Potassium voltage-gated channel subfamily C member 2 is a protein that in humans is encoded by the KCNC2 gene. The protein encoded by this gene is a voltage-gated potassium channel subunit (Kv3.2).

Expression pattern

Kv3.1 and Kv3.2 channels are prominently expressed in neurons that fire at high frequency. Kv3.2 channels are prominently expressed in brain (fast-spiking GABAergic interneurons of the neocortex, hippocampus, and caudate nucleus; terminal fields of thalamocortical projections), and in retinal ganglion cells.

Physiological role 

Kv3.1/Kv3.2 conductance is necessary and kinetically optimized for high-frequency action potential generation. Sometimes in heteromeric complexes with Kv3.1; important for the high-frequency firing of fast spiking GABAergic interneurons and retinal ganglion cells; and GABA release via regulation of action potential duration in presynaptic terminals.

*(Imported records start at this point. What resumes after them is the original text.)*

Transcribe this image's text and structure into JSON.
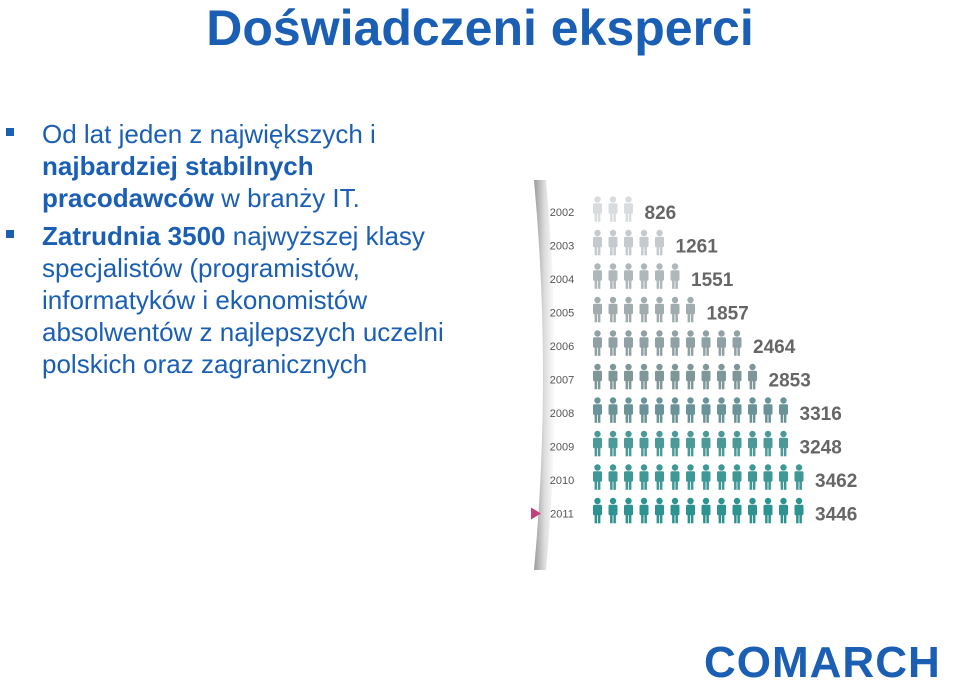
{
  "title": "Doświadczeni eksperci",
  "bullets": [
    {
      "parts": [
        {
          "text": "Od lat jeden z największych i ",
          "bold": false
        },
        {
          "text": "najbardziej stabilnych pracodawców",
          "bold": true
        },
        {
          "text": " w branży IT.",
          "bold": false
        }
      ]
    },
    {
      "parts": [
        {
          "text": "Zatrudnia 3500",
          "bold": true
        },
        {
          "text": " najwyższej klasy specjalistów (programistów, informatyków i ekonomistów absolwentów z najlepszych uczelni polskich oraz zagranicznych",
          "bold": false
        }
      ]
    }
  ],
  "chart_data": {
    "type": "bar",
    "categories": [
      "2002",
      "2003",
      "2004",
      "2005",
      "2006",
      "2007",
      "2008",
      "2009",
      "2010",
      "2011"
    ],
    "values": [
      826,
      1261,
      1551,
      1857,
      2464,
      2853,
      3316,
      3248,
      3462,
      3446
    ],
    "colors": [
      "#d8dcde",
      "#c4cacd",
      "#aeb7ba",
      "#a0acaf",
      "#8fa1a5",
      "#7f9799",
      "#6a9397",
      "#4c9a98",
      "#3d9896",
      "#2d9391"
    ],
    "value_label_color": "#666666",
    "year_label_color": "#555555",
    "marker_color": "#c2407e",
    "highlight_year": "2011",
    "unit_per_icon": 250
  },
  "logo": "COMARCH"
}
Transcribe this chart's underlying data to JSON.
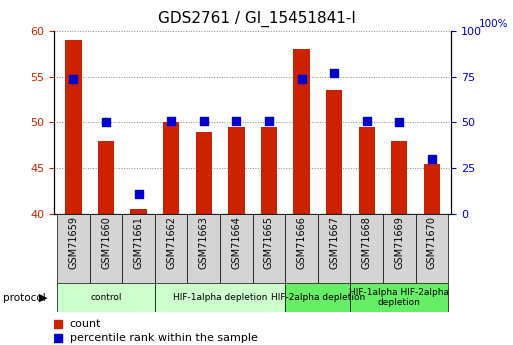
{
  "title": "GDS2761 / GI_15451841-I",
  "samples": [
    "GSM71659",
    "GSM71660",
    "GSM71661",
    "GSM71662",
    "GSM71663",
    "GSM71664",
    "GSM71665",
    "GSM71666",
    "GSM71667",
    "GSM71668",
    "GSM71669",
    "GSM71670"
  ],
  "counts": [
    59.0,
    48.0,
    40.5,
    50.0,
    49.0,
    49.5,
    49.5,
    58.0,
    53.5,
    49.5,
    48.0,
    45.5
  ],
  "percentile_ranks": [
    74,
    50,
    11,
    51,
    51,
    51,
    51,
    74,
    77,
    51,
    50,
    30
  ],
  "ylim_left": [
    40,
    60
  ],
  "ylim_right": [
    0,
    100
  ],
  "yticks_left": [
    40,
    45,
    50,
    55,
    60
  ],
  "yticks_right": [
    0,
    25,
    50,
    75,
    100
  ],
  "bar_color": "#cc2200",
  "dot_color": "#0000cc",
  "bar_width": 0.5,
  "dot_size": 35,
  "groups": [
    {
      "label": "control",
      "start": 0,
      "end": 2,
      "color": "#ccffcc"
    },
    {
      "label": "HIF-1alpha depletion",
      "start": 3,
      "end": 6,
      "color": "#ccffcc"
    },
    {
      "label": "HIF-2alpha depletion",
      "start": 7,
      "end": 8,
      "color": "#66ee66"
    },
    {
      "label": "HIF-1alpha HIF-2alpha\ndepletion",
      "start": 9,
      "end": 11,
      "color": "#66ee66"
    }
  ],
  "legend_count_label": "count",
  "legend_pct_label": "percentile rank within the sample",
  "protocol_label": "protocol",
  "title_fontsize": 11,
  "tick_color_left": "#cc2200",
  "tick_color_right": "#0000cc",
  "grid_color": "#888888",
  "xtick_bg_color": "#d4d4d4",
  "pct_label": "100%"
}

Pharmacological properties 

Kv3.2 currents in heterologous systems are highly sensitive to external tetraethylammonium (TEA) or 4-aminopyridine (4-AP) (IC50 values are 0.1 mM for both of the drugs). This can be useful in identifying native channels.

Transcript variants 

There are four transcript variants of Kv3.2 gene: Kv3.2a, Kv3.2b, Kv3.2c, Kv3.2d. Kv3.2 isoforms differ only in their C-terminal sequence.